Do We Need to Verify Step by Step? Rethinking Process Supervision from a Theoretical Perspective
- URL: http://arxiv.org/abs/2502.10581v1
- Date: Fri, 14 Feb 2025 22:21:56 GMT
- Title: Do We Need to Verify Step by Step? Rethinking Process Supervision from a Theoretical Perspective
- Authors: Zeyu Jia, Alexander Rakhlin, Tengyang Xie,
- Abstract summary: We show that under standard data coverage assumptions, reinforcement learning is no more statistically difficult than through process supervision.
We prove that any policy's advantage function can serve as an optimal process reward model.

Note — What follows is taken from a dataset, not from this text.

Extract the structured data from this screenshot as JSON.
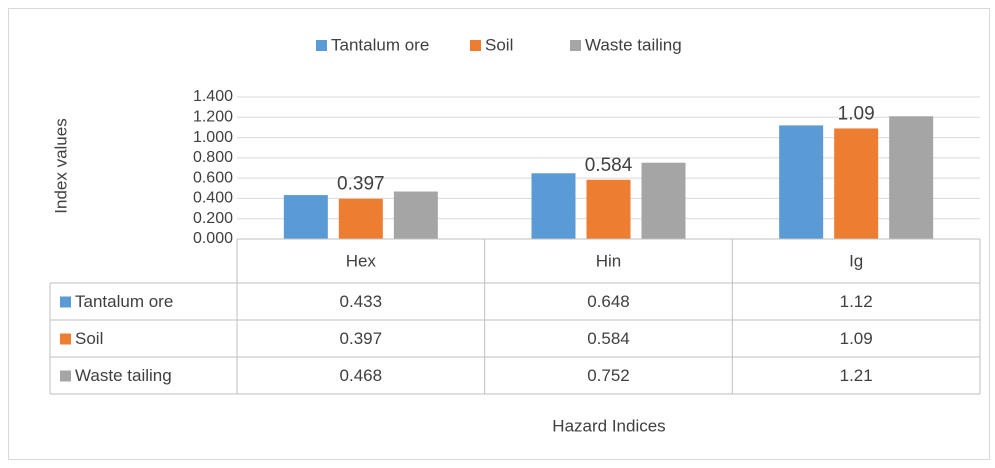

- Score: 59.61868506896214
- License:
- Abstract: As large language models have evolved, it has become crucial to distinguish between process supervision and outcome supervision -- two key reinforcement learning approaches to complex reasoning tasks. While process supervision offers intuitive advantages for long-term credit assignment, the precise relationship between these paradigms has remained an open question. Conventional wisdom suggests that outcome supervision is fundamentally more challenging due to the trajectory-level coverage problem, leading to significant investment in collecting fine-grained process supervision data. In this paper, we take steps towards resolving this debate. Our main theorem shows that, under standard data coverage assumptions, reinforcement learning through outcome supervision is no more statistically difficult than through process supervision, up to polynomial factors in horizon. At the core of this result lies the novel Change of Trajectory Measure Lemma -- a technical tool that bridges return-based trajectory measure and step-level distribution shift. Furthermore, for settings with access to a verifier or a rollout capability, we prove that any policy's advantage function can serve as an optimal process reward model, providing a direct connection between outcome and process supervision. These findings suggest that the empirically observed performance gap -- if any -- between outcome and process supervision likely stems from algorithmic limitations rather than inherent statistical difficulties, potentially transforming how we approach data collection and algorithm design for reinforcement learning.